Expectations for rising mortgage interest costs predicted by the Office for Budget Responsibility (OBR) were buried in the Budget documents. They show that the OBR expects mortgage interest costs to start rising next year before reaching an average 13 per cent increase in 2023.
The forecast runs alongside the OBR’s projection that inflation will peak at 4.4 per cent in Q2 2022 before falling back towards the government target of two per cent throughout 2023.
The OBR’s forecast shows that following a fall in interest costs for most of this year they will begin to gradually rise in the first half of 2022 before speeding up in quarter three, rising 7.4 per cent before hitting 11.4 per cent by the end of the year. An average rise of five per cent in mortgage costs is anticipated for the year.
By quarter two of 2023, the OBR predicts mortgage cost rises will peak at 14.8 per cent before beginning to fall to 10 per cent in Q4.
Annual rise could exceed £1,000
Analysis by investment platform AJ Bell shows the impact on borrowers’ mortgage costs.
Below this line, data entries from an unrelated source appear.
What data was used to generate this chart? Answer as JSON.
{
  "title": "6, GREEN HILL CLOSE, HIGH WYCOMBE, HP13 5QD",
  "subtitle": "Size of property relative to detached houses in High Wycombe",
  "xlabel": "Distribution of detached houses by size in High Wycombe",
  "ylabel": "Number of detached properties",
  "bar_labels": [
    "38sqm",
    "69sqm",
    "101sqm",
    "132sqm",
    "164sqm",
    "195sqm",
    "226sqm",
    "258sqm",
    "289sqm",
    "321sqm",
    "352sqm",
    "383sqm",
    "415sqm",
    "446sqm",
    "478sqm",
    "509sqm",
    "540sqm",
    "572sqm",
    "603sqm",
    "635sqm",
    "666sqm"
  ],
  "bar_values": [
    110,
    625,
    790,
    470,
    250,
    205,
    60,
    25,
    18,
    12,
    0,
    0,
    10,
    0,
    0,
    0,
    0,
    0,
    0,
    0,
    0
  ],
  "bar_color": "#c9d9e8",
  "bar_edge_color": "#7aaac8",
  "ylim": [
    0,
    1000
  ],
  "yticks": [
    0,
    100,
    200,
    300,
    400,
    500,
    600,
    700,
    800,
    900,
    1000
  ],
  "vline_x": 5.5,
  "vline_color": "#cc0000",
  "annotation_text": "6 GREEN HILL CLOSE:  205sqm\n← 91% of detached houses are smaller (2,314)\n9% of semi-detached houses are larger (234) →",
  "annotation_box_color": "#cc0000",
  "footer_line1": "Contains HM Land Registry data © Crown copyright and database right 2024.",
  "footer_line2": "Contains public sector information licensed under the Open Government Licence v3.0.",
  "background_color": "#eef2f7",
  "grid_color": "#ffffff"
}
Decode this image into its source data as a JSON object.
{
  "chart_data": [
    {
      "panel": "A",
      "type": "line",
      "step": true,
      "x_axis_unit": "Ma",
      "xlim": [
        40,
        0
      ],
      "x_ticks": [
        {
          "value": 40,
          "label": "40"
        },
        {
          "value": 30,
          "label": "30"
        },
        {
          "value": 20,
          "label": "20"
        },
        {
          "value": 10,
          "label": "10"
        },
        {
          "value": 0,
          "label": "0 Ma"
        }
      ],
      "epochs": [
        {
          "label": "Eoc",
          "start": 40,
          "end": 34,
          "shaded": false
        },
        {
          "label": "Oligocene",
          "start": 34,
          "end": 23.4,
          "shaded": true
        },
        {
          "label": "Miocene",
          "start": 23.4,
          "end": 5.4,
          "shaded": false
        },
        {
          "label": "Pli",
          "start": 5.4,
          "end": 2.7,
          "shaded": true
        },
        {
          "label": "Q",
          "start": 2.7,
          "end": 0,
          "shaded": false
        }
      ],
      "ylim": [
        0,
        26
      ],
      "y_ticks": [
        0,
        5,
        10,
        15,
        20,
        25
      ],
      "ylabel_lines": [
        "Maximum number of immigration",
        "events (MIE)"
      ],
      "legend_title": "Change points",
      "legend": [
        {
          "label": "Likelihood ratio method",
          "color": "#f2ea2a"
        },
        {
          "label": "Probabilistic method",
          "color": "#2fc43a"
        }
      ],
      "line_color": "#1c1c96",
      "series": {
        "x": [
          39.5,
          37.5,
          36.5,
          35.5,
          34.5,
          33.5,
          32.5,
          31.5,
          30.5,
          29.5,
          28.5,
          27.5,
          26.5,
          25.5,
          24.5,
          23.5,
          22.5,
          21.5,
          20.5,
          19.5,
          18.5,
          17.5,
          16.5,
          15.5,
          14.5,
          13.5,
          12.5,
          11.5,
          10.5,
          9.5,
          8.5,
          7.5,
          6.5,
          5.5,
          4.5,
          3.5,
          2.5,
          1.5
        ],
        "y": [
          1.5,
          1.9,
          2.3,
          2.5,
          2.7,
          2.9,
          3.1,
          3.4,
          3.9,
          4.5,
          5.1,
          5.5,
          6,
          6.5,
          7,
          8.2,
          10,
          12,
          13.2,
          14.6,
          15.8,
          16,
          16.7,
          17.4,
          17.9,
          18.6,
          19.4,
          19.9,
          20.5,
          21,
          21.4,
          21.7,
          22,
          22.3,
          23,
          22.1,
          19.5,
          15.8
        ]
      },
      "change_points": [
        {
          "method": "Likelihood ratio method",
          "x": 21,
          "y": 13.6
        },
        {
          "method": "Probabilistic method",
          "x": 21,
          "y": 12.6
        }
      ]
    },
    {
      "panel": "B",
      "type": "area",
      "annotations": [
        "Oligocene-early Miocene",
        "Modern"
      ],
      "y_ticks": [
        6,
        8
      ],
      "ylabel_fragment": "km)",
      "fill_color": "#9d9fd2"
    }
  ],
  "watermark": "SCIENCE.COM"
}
Based on the current average fixed rate of 2.06 per cent, a borrower with a mortgage of £250,000 who fixed earlier this year and renewed in 2023 would see £600 a year added to their mortgage costs. Meanwhile someone with £450,000 of borrowing would see their costs hike by £1,068 a year.
A homeowner on the current average variable rate deal of 2.4 per cent with a £250,000 mortgage would see their annual costs increase by £696 by 2023 and those with £450,000 of borrowing will see their costs rise by £1,260 a year.
According to AJ Bell, a basic-rate taxpayer would need to an annual gross pay rise of £2,000 to meet the £1,260 increase in their mortgage bill.
Laura Suter, head of personal finance at AJ Bell, said: “The OBR has issued a stark warning to homeowners: be prepared for soaring mortgage costs in the next few years.
“Rising mortgage costs will come on the back of increasing interest rates from the Bank of England. Homeowners need to be aware that it’s a case of if, not when, for an interest rate rise now and the clock is ticking on the record low mortgage rates we’ve all become accustomed to.”
“Homeowners on a fixed-rate deal now could face much higher rates when they come to remortgage in the coming years,” added Suter. “Anyone who signed up to a two-year fixed rate deal earlier this year, nabbing a record low rate, will face a stark rise when they come to remortgage in the first half of 2023.”
The equity release sector is also concerned about how rising mortgage costs will affect older homeowners’ opportunity to switch deals.
Stuart Powell, managing director, Ocean Mortgages, said: “Equity release rates have already started the upward shift. Six months ago the best interest rate available was 2.24 per cent, today there are no rates under three per cent AER. Over the last month there has hardly been a day go by where a lender has not increased their interest rates.
“We are having to reserve rates for clients whilst they decide whether to proceed or not, in the hope that the lender will allow clients to keep the lower rate deals that we find for them. People considering equity release should seek advice now rather than wait.”
Base rate rises
Traders are speculating that the Bank of England Base Rate will rise by 0.15 per cent in December, according to a Guardian report. The anticipated increase is in response to food and fuel shortages which are expected to push up inflation further. CPI inflation is currently 3.1 per cent while the government’s target is two per cent.
Two further increases in the central rate in early 2022 are expected to push the base rate back up to 0.75 per cent.
In a separate analysis of inflation, the OBR said that since it made its central forecast at the end of September whereby inflation peaks at 4.4 per cent, inflation risks have intensified.
The public body has modelled two scenarios where production costs and labour costs continue to rise driving inflation up to 5.4 per cent, it’s highest point in 30 years. If this were to happen, said the OBR, the central bank rate would need to be set at 3.5 per cent to curb spending and rising costs. The OBR said the inflation and base rate outcomes were based on “deliberately stark scenarios”.